Real Turbo Compound
Detroit diesel is the most recent stuff I've seen to use it. I've never seen it on a rotary but I imagine our engine packaging makes it pretty difficult. Generally you want the exhaust to go through the turbo first which would mean you have very little room to pull exhaust from the down pipe to feed the rear of the e-shaft. Not to mention its a pretty custom deal to get a gear onto the e-shaft and the difference between the exhaust turbine speed vs e-shaft is going to be interesting. You could try going off the flywheel to test your stuff and see how it goes before you go all out.
Have anyone think or tried this?
In a car application the e-shaft, via a gearbox, spins two tyres which are attached to the car. The car does not have a moment of inertia of sfa. It has an I of really very #### big. The only time this is reduced is when the engine produces enough torque to break traction. The issue here is that by limiting the speed of the turbine wheel, you create exhaust back pressure. To avoid this back pressure, you could increase the size of the housing significantly so that the wheel doesn't act as a blockage, but that defeats the purpose of the turbine doesn't it.
The reason why it works in aircraft and not in cars is because the rotational speed of the propeller is independent of the aircraft's velocity, where the rotational speed of the tyres and car velocity have a strong correlation.
Car manufacturers aren't that far removed from aviation technology not to have tried it if they thought it would work.

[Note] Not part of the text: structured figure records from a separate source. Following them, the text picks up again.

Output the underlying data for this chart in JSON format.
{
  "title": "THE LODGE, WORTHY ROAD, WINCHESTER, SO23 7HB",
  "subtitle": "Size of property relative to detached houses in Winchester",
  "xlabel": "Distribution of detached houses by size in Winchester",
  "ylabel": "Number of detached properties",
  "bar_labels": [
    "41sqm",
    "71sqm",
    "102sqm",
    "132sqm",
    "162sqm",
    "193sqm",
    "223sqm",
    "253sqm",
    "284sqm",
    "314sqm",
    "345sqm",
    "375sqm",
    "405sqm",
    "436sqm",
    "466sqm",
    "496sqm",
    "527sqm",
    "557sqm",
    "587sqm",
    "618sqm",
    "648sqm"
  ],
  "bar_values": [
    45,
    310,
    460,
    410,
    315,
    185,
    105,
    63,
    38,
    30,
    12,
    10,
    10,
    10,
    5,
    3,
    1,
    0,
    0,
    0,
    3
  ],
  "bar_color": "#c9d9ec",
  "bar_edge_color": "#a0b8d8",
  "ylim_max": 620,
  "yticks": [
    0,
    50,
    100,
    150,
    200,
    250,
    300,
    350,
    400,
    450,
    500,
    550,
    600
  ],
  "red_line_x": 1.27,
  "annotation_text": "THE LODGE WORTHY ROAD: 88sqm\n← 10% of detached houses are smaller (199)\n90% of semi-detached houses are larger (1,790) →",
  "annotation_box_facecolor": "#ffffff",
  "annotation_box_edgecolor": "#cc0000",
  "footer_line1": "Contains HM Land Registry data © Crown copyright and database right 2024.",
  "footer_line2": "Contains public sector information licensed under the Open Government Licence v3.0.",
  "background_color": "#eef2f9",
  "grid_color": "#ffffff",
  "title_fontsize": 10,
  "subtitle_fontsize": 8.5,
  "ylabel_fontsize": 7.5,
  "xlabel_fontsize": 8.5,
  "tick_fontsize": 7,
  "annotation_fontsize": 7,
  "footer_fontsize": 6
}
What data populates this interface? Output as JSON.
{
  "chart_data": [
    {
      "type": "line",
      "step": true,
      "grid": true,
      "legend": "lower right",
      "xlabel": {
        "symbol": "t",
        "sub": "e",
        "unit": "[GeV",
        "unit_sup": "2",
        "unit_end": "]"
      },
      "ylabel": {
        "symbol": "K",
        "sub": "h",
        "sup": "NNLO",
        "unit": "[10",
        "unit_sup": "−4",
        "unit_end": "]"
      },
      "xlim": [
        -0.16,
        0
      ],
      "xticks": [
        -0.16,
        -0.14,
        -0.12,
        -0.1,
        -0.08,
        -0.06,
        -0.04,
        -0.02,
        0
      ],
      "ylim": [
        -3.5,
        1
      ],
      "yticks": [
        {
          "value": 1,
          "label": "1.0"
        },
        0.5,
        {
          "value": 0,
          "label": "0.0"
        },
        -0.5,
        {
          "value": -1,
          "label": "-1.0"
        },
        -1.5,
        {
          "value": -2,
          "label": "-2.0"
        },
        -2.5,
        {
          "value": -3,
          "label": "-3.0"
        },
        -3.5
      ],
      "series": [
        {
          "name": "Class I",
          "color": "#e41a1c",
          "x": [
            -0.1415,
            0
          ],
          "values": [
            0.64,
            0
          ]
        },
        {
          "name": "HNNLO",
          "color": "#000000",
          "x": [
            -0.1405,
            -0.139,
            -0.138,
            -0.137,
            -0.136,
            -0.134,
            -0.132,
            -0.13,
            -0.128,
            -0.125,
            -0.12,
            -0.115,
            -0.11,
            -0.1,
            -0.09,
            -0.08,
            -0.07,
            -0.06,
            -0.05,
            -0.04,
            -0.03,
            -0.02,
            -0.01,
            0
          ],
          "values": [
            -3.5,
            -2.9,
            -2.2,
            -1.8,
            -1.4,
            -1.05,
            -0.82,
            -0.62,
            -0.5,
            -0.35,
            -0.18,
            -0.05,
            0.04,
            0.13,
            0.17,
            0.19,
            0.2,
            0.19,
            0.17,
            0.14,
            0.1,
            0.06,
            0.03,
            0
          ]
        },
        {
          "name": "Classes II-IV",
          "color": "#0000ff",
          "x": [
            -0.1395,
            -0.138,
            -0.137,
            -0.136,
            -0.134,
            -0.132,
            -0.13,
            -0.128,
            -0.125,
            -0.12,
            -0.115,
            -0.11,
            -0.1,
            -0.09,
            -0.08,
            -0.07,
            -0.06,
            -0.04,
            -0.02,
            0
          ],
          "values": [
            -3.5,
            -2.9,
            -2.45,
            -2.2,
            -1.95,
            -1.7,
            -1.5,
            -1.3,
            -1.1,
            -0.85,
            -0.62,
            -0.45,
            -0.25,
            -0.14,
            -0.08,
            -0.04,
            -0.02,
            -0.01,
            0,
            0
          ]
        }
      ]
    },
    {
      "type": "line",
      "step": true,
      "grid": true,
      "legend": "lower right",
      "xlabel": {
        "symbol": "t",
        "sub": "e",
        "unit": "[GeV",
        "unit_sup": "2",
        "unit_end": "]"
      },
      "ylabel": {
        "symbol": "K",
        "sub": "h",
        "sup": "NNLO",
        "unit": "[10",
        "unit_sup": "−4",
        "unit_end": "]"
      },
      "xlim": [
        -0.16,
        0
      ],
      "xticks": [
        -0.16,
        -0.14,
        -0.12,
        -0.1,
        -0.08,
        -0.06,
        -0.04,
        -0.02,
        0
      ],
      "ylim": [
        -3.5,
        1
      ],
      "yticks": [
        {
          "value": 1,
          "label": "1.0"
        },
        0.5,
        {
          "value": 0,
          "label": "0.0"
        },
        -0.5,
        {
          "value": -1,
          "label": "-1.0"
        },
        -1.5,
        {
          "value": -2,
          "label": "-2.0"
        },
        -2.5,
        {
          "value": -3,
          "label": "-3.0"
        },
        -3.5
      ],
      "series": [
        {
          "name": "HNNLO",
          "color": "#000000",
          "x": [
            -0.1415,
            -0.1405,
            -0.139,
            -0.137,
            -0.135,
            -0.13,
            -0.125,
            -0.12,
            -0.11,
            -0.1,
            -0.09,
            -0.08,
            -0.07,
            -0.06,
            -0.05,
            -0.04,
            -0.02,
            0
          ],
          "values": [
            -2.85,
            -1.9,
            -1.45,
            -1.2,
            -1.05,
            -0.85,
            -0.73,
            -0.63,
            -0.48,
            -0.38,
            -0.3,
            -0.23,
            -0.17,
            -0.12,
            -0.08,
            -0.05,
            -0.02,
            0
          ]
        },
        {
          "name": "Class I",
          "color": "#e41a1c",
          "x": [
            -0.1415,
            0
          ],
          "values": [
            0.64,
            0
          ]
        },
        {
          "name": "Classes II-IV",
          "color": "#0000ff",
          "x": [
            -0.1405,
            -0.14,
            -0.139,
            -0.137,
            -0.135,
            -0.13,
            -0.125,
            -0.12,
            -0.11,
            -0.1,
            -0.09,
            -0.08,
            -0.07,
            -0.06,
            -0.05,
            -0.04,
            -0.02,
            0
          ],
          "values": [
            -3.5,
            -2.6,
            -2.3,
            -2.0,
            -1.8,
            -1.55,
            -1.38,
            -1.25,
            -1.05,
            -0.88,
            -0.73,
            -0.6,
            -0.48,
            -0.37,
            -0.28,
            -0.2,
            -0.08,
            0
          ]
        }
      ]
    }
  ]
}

After all, several have roots from aircraft industry.
Last edited by Bwarrrrrp; Feb 5, 2013 at 03:03 AM.
Or a fluid coupling (torque converter). Still, the chances you could get a turbine assembly which did anything of use in to the footprint of say a 20b (13b+1 rotor worth of space for the turbine) without the resources of a major corporation is probably pretty slim.
The concept would work well in an automotive application on a small rotary engine coupled to a generator which drove electric drive motors.
I think the complexity would make it too expensive for production though.
I think the complexity would make it too expensive for production though.
Or a fluid coupling (torque converter). Still, the chances you could get a turbine assembly which did anything of use in to the footprint of say a 20b (13b+1 rotor worth of space for the turbine) without the resources of a major corporation is probably pretty slim.